Résurrection. Je pleure chaque fois que je regarde ces films. Hanna me bouleverse particulièrement, et j’éprouve une adoration pour Ruth et son accordéon. Ada Lichtman, qui fabrique des poupées, est également très émouvante, avec, à ses côtés, son mari, également rescapé, au visage d’homme intérieurement massacré. Quant à Paula Biren, je l’ai rencontrée lors d’un colloque à New York. Elle m’a beaucoup plu parce qu’elle était extrêmement intelligente. Une profonde unité réunit ces femmes, sans liens de parenté. D’où ce titre en référence aux Trois sœurs de Tchekhov. Quand j’ai interrogé chacune d’elles, ce n’était pas une exploration, mais une véritable incarnation. Tout redevenait vrai et personnifié. Ces femmes portent en elles leur histoire et celle de l’extermination du peuple Juif. Le cinéma peut tout. Avec peu de choses, il parvient à ressusciter complètement ce qu’il s’est passé. Je suis très fier de cette série, que je considère comme centrale dans tout ce que j’ai réalisé sur la Shoah[1].
Non vous ne sortez pas indemne de la projection des Quatre sœurs. Miracle du cinéma : vous êtes protégé par l’obscurité de la salle et le choc peut être entier. Arnaud Desplechin décrivit ce paradoxe vertigineux entre l’apparente simplicité, ou frontalité de ces quatre portraits, qui vient nous désarmer au débotté, et les complexités au cœur desquelles Lanzmann nous plonge quatre fois.

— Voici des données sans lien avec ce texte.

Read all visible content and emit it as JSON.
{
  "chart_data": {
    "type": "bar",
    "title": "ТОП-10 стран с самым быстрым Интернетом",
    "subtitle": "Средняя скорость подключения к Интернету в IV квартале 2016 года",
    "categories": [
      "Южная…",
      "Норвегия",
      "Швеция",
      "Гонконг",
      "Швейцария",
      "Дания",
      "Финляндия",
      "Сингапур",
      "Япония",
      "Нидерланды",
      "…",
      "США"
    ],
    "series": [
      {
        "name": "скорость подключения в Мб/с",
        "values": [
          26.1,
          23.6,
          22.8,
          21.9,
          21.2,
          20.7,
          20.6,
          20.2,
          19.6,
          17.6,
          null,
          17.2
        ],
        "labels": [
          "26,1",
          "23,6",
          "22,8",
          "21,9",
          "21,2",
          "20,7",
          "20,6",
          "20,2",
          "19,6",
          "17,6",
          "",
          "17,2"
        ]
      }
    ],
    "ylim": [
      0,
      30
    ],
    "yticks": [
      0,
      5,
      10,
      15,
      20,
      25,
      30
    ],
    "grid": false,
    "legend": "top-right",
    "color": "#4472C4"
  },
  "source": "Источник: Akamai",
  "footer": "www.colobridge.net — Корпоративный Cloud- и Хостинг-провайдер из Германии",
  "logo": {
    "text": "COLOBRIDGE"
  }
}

Ça semble si simple. Ça l’est : une caméra se tient devant chaque femme et les filme en gros plan. A l’invitation de Lanzmann, chacune plonge dans les temps terribles de la destruction des Juifs d’Europe. Lui les écoute. Fraternellement. Nous ? Nous sommes là, cueillis devant des couches de temps, de mémoire.
Ruth, Paula, Ada et Hanna furent filmées il y a quelques décennies, dans les années 70. Elles ne sont plus. Claude Lanzmann fait de ce temps, le temps de la prise de vue, un temps qui console. Chaque femme traverse une solitude extrême. Le titre les réunit et nous déchire le cœur[2].
Grâce à Claude Lanzmann, grâce au cinéma, nous les regardons aujourd’hui et empêchons le risque d’un jour les oublier à jamais.
Pour info, un documentaire d’Adam Benzine : Claude Lanzmann, Porte-parole de la Shoah. Claude Lanzmann y raconte la genèse de Shoah. Présentant des rushs inédits de Shoah, le documentaire d’Adam Benzine en éclaire la création et rappelle son influence à la fois historique et cinématographique. Il est aussi l’occasion d’effleurer certains aspects de la vie de Lanzmann. Sa jeunesse résistante, son histoire d’amour avec Simone de Beauvoir, son affection pour Sartre, son rapport à la mort et sa vision de l’avenir.